Bourdain, who died in June and did not complete his work on this season of the show, knew the big wide world better than most of us, but he was born in New York, and his knowledge of this part of the city came before the cameras, the fame, and the readers that adored and envied him in equal parts. It also came before soaring rents and gentrification made Manhattan a wholesome theme park for the rich.
“You know this neighborhood from the dope houses right?” a companion asks in the first few moments of the episode, hinting at Bourdain’s less than savory past. “Yeah all of them,” Bourdain replies. “By order of preference.”
In the episode, Bourdain visits with the surviving bohemians, artists, raconteurs, historians, punks, and multi-hyphenates—from Debbie Harry and Amos Poe to Fab 5 Freddy and Danny Fields—that molded this area over two decades. The wide-ranging conversations serve as a reminder that in the latter years of his career, no one declined an interview with Bourdain. In his final appearance on screen, he does what he always does: He sits down with people and tries to get at something that feels true, even if it’s uncomfortable or not shiny—while eating a stunningly prepared meal or a tinfoil wrapped breakfast sandwich, with a beer to make it go down easier.
Bourdain hated artifice, sanitization, genericness. And in this episode he won’t let you forget that, before the bougie restaurants, Postmates delivery guys, and yoga studios, the LES had a different texture, smell, and feel. It was a place where “cheap rent brought a lot of people together,” as he put it. He also doesn’t shy away from the uglier aspects of this history—AIDs, the heroin epidemic, and the homelessness crisis.
Indeed, central to the episode is the idea of New York City as a place constantly in flux. As one film director notes in the episode, Lower Manhattan used to be a Native American trading post—now it’s Wall Street.
Bourdain seems gently intent on getting to the bottom of whether or not the LES’s explosion of creativity and troublemaking 1970s and 1980s was something special, or whether he’s afflicted with the sentimental nostalgia that comes when one forgets what it feels like to live hand-to-mouth. He gets several different answers to this question, but when the historian and photographer Clayton Patterson says the decades of gentrification mean there’s no going back, no way to reinvent or wrest the city back from half empty high rises, Bourdain sounds resigned. “It’s over.”

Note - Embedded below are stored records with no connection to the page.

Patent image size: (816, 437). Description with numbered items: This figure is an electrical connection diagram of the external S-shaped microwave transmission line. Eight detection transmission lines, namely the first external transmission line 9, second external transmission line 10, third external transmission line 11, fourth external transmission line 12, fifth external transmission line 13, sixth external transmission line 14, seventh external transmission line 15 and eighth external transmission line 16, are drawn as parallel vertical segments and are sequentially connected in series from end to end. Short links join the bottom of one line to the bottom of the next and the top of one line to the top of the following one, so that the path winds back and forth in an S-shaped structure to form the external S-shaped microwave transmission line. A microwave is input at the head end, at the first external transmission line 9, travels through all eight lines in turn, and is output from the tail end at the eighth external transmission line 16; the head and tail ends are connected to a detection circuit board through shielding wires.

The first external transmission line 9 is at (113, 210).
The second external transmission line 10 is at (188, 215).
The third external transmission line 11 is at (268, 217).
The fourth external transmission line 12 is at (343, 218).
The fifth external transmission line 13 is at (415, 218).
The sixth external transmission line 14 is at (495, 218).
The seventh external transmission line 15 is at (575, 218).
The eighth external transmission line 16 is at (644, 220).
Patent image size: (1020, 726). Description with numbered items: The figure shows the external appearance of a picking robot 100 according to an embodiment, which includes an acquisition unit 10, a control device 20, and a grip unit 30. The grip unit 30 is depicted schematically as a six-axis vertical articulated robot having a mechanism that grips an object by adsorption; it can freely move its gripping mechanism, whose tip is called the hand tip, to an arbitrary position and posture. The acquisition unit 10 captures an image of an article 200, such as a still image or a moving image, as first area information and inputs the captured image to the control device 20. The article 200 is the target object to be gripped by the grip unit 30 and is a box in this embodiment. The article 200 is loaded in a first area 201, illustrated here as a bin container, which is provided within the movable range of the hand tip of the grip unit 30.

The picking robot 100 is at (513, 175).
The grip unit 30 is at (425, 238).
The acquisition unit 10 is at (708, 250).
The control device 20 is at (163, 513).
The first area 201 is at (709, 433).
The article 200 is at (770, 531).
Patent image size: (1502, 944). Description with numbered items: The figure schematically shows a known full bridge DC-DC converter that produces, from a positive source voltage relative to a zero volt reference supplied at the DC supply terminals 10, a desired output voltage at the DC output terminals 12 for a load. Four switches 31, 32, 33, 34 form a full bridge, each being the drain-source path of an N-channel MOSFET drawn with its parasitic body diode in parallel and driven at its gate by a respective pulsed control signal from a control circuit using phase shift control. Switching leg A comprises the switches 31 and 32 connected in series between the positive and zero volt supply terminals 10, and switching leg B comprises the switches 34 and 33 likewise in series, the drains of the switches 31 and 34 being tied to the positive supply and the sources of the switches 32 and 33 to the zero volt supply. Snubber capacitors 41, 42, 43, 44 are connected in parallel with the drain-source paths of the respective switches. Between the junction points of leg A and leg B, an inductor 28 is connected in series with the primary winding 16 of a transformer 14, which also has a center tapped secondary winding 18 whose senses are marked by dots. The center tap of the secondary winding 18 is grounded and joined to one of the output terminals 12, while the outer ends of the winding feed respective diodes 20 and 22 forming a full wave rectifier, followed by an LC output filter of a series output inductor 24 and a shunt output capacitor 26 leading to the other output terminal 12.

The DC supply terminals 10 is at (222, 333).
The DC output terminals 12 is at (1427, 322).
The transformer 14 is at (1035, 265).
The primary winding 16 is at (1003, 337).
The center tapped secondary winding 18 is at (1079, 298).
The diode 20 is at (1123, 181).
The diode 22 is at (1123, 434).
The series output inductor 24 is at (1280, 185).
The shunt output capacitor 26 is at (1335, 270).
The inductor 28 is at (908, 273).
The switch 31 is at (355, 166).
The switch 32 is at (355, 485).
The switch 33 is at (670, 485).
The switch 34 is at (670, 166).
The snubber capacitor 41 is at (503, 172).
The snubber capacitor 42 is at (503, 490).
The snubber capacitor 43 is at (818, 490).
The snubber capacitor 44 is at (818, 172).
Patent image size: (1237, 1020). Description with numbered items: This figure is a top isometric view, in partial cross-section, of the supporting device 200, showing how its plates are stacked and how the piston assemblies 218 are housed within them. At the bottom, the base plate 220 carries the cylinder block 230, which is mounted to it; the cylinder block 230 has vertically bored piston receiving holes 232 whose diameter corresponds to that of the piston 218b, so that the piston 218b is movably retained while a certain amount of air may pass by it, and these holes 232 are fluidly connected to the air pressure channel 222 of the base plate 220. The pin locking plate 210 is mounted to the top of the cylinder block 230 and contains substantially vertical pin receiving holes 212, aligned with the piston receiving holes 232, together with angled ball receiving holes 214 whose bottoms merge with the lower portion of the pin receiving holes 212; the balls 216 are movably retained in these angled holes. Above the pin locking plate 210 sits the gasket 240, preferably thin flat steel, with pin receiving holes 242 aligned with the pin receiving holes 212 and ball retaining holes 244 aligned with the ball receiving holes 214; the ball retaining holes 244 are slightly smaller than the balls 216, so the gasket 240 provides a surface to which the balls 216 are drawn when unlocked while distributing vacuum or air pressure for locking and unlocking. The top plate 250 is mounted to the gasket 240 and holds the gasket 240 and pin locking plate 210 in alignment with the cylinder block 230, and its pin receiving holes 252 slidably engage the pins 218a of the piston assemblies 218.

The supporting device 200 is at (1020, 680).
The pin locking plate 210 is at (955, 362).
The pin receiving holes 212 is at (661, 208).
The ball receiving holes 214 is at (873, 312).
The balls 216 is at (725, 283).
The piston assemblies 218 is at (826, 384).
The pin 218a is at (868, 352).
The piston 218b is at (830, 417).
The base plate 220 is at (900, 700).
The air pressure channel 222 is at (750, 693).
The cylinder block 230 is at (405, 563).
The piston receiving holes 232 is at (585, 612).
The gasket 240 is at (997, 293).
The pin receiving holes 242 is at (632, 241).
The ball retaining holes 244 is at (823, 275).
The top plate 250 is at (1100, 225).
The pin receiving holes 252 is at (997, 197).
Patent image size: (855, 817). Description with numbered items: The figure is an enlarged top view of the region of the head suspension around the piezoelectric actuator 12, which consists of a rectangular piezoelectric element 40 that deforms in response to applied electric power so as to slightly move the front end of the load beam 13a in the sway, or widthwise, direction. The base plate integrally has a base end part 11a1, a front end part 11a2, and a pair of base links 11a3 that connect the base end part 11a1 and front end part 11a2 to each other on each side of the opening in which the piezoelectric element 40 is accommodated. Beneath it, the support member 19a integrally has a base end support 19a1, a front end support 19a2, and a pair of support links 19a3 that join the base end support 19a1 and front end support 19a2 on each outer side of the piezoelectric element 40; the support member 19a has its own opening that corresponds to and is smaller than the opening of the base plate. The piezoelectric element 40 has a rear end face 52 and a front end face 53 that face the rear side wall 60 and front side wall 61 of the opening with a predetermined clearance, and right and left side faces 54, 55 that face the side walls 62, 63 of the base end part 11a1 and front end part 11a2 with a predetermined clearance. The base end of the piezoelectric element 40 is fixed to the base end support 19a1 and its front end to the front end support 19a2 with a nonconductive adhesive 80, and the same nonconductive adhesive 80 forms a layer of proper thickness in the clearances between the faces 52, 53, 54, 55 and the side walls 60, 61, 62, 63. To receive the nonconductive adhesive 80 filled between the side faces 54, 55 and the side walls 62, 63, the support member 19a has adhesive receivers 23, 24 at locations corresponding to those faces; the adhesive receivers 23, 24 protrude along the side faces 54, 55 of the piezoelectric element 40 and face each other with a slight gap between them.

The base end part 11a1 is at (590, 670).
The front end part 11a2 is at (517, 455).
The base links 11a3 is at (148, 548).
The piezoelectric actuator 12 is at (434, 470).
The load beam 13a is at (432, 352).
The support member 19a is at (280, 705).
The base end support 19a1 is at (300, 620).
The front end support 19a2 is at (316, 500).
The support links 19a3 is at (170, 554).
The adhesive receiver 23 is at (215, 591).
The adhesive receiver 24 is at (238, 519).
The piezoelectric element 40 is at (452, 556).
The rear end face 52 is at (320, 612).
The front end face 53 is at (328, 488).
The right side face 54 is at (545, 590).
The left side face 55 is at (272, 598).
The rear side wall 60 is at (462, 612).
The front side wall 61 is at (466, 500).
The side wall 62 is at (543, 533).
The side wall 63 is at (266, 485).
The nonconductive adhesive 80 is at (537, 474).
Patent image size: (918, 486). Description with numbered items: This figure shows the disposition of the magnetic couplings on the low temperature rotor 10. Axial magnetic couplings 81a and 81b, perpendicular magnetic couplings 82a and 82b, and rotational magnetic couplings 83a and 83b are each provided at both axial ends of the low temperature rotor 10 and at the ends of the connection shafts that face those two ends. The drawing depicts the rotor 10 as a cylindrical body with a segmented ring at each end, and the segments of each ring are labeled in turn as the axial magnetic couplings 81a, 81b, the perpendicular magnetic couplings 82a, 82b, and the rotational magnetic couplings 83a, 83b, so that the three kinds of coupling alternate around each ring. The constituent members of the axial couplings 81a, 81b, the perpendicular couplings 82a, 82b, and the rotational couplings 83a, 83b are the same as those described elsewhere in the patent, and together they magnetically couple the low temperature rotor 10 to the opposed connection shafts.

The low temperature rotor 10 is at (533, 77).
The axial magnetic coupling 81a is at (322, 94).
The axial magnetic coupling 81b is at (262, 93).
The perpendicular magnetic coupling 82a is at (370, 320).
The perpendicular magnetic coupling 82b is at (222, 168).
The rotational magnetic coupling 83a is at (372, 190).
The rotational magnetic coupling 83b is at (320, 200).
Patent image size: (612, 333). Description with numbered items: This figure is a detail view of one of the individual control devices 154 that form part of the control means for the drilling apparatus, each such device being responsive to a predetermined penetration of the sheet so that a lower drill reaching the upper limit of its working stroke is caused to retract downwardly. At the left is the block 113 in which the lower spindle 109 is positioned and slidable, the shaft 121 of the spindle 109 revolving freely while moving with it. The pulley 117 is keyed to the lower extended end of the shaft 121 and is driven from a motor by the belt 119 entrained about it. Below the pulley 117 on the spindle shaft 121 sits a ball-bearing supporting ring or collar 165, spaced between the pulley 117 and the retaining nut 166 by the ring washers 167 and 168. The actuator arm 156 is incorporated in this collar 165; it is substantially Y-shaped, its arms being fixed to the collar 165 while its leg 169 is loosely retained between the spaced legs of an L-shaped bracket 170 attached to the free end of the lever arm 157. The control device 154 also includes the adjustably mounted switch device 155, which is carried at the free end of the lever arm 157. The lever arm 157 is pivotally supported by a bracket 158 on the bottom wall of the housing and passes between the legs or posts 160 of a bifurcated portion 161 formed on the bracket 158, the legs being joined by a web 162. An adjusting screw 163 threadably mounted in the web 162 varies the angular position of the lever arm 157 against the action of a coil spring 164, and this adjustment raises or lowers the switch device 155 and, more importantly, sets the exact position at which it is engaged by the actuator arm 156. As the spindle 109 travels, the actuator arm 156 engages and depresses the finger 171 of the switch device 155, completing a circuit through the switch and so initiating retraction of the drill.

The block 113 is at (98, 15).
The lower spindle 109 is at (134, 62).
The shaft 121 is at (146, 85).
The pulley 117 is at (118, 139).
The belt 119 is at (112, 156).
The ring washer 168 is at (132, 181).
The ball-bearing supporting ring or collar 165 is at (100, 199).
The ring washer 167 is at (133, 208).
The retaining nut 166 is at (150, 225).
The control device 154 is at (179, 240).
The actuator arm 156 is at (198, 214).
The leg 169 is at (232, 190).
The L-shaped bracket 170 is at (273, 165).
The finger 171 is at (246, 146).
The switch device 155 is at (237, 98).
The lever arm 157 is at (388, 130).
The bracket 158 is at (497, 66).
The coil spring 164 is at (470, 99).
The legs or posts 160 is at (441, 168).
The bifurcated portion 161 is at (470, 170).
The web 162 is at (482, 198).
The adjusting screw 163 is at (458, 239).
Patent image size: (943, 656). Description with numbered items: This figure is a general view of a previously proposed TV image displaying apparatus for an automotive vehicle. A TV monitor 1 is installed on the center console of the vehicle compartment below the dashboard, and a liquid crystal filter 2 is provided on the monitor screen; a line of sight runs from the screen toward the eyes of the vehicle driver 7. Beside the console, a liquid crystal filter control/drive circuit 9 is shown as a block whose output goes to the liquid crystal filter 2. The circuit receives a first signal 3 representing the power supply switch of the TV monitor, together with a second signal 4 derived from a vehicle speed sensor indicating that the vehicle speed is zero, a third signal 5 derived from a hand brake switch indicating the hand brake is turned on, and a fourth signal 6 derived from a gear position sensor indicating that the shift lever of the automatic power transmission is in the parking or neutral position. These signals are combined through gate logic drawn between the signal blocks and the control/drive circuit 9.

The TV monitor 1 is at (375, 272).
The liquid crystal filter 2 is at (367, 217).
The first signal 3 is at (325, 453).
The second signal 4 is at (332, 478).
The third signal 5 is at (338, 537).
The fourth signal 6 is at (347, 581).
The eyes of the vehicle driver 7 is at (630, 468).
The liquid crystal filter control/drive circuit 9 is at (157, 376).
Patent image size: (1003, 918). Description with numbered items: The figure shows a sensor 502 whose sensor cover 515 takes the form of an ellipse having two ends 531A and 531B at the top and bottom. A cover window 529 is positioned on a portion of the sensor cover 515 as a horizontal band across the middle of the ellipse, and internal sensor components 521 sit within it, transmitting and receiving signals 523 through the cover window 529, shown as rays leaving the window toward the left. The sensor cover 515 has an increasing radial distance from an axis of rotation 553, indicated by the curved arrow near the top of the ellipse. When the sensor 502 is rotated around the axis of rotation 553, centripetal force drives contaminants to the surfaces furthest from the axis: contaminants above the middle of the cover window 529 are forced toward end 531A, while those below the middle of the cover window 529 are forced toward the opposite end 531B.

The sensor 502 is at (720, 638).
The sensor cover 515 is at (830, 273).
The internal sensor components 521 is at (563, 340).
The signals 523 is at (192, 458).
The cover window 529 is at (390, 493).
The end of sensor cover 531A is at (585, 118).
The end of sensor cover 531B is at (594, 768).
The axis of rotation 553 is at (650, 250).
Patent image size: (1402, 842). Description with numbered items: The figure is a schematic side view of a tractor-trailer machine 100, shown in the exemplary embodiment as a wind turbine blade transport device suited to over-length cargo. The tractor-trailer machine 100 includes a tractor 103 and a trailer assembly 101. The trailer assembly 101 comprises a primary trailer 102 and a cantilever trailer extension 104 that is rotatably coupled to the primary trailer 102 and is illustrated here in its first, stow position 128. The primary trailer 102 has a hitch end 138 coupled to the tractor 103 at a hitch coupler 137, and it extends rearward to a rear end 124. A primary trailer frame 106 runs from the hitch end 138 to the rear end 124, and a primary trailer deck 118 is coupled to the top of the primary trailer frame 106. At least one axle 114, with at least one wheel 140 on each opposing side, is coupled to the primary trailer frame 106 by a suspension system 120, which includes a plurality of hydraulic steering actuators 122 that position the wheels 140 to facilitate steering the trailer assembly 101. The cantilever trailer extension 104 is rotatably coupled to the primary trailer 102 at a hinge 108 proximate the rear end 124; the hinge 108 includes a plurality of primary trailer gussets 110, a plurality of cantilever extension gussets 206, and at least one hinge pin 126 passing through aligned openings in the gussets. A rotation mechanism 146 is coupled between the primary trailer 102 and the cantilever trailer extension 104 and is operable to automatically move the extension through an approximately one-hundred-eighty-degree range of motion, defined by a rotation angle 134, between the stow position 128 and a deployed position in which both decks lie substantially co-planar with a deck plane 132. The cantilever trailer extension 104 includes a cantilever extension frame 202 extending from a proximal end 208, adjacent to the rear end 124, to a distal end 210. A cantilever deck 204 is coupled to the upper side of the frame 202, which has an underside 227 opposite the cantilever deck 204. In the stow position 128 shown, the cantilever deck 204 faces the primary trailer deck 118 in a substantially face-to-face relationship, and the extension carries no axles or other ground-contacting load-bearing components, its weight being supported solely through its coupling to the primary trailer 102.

Of course, like the prior episodes in this final season—which, with the exception of the season premiere in Kenya, are devoid of Bourdain’s narration, which he he had not finished at the time of his death—the episode feels haunted by its star’s absence. The voice that told you what was what, who was who, and why you should care is replaced by frenetically-styled transitions, and on-screen text introducing the next interviewee or luminary. The absence of Bourdain’s voice as an anchor feels like a loss throughout, and the disorientation it brings feels like delayed reaction to his death—a reminder that the world we live in is one that Bourdain chose to leave.
In its 12-season run, Parts Unknown was always much less about food than Bourdain’s previous shows. But in this final episode, that feels especially true. The last thing we see Bourdain eat on camera is a couple hard boiled eggs, made in the modest kitchen of the artist and musician John Lurie, who admits he doesn’t think he has ever cooked for anyone before. There’s no salt, pepper, or silverware, no buttery sourdough toast to go with it. Just a plate and two eggs. As Bourdain says: “The perfect food.”